Paris élabore un « second mécanisme » de surveillance au Liban dédié au désarmement du Hezbollah

Le ministre français des Affaires étrangères, Jean-Noël Barrot, arrivant à Bruxelles le 15 décembre 2025 pour participer à une table ronde du Conseil des affaires étrangères de l'UE. Photo Omar Havana/Reuters

Le ministre français des Affaires étrangères, Jean-Noël Barrot, a affirmé lundi qu’un « second mécanisme » de surveillance au Liban sur le désarmement du Hezbollah était en cours d’élaboration « pour éviter l’escalade ».

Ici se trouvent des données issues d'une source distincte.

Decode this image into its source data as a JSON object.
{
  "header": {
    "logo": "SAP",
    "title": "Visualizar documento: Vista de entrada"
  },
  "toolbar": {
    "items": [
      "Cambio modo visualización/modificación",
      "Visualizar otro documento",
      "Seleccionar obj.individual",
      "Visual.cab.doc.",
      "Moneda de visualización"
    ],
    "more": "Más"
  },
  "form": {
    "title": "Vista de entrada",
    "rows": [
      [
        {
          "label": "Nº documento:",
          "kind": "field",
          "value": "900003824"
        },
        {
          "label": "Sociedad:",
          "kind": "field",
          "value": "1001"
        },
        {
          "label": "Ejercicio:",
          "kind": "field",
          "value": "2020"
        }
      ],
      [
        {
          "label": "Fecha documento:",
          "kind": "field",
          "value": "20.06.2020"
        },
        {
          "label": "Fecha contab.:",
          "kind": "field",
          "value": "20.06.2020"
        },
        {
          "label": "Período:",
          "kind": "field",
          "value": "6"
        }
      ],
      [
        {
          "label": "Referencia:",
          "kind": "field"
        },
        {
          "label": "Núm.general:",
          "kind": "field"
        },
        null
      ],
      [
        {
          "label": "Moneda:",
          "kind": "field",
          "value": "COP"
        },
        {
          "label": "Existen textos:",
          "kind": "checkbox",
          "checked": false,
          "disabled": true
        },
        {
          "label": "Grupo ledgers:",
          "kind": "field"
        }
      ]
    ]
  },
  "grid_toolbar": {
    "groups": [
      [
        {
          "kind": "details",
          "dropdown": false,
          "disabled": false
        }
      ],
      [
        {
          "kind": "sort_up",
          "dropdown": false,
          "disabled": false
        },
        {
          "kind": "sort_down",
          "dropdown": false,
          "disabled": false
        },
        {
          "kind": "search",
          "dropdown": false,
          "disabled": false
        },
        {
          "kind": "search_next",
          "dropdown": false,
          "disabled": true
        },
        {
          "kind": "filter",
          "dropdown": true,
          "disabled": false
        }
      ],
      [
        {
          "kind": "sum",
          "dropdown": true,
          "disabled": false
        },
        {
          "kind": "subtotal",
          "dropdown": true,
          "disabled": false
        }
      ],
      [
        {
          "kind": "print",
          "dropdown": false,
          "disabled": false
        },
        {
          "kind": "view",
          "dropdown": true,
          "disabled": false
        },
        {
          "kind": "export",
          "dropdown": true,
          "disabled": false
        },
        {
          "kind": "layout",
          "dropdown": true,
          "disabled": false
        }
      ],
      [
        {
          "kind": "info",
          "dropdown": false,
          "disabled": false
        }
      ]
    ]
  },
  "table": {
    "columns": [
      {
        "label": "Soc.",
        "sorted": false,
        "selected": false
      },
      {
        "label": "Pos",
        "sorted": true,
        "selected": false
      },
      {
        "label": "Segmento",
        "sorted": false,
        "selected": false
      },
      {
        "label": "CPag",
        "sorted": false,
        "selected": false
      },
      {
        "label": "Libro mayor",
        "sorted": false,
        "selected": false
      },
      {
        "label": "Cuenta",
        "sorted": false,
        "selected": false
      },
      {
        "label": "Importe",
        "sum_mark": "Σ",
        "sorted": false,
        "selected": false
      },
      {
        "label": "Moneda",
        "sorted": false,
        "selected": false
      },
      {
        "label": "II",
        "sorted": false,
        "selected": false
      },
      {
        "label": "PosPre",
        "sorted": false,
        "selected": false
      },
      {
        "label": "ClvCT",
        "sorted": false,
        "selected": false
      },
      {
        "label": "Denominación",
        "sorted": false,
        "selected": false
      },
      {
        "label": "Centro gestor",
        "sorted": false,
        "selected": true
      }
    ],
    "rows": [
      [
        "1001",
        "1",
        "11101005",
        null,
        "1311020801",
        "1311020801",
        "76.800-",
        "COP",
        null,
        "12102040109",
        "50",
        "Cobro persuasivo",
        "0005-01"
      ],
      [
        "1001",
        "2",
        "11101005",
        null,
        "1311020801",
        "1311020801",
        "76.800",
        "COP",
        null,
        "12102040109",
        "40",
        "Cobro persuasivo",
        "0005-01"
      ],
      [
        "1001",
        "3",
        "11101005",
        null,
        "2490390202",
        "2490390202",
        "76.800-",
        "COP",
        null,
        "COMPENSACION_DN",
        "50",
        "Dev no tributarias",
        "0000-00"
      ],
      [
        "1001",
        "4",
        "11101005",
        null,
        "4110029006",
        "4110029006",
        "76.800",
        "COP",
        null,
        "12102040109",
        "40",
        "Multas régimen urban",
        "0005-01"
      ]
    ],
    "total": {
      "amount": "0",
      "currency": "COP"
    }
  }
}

« Nous travaillons à la mise en place d’un second mécanisme qui aura vocation à faire le suivi du désarmement du Hezbollah, élément essentiel pour éviter l’escalade et garantir un chemin crédible pour une garantie pleine et entière de la souveraineté du Liban », a-t-il déclaré, lors d'un point presse organisé à l'issue d’une réunion du Conseil de partenariat entre le Liban et l’Union européenne, à laquelle a notamment assisté son homologue libanais Joe Raggi.

M. Barrot s’est par ailleurs félicité des récents pourparlers tenus à Naqoura au Liban-Sud entre un négociateur civil libanais, Simon Karam, et un Israélien lors de la dernière réunion, début décembre, du comité de surveillance cessez-le-feu entre Israël et le Hezbollah, aussi appelé « mécanisme ».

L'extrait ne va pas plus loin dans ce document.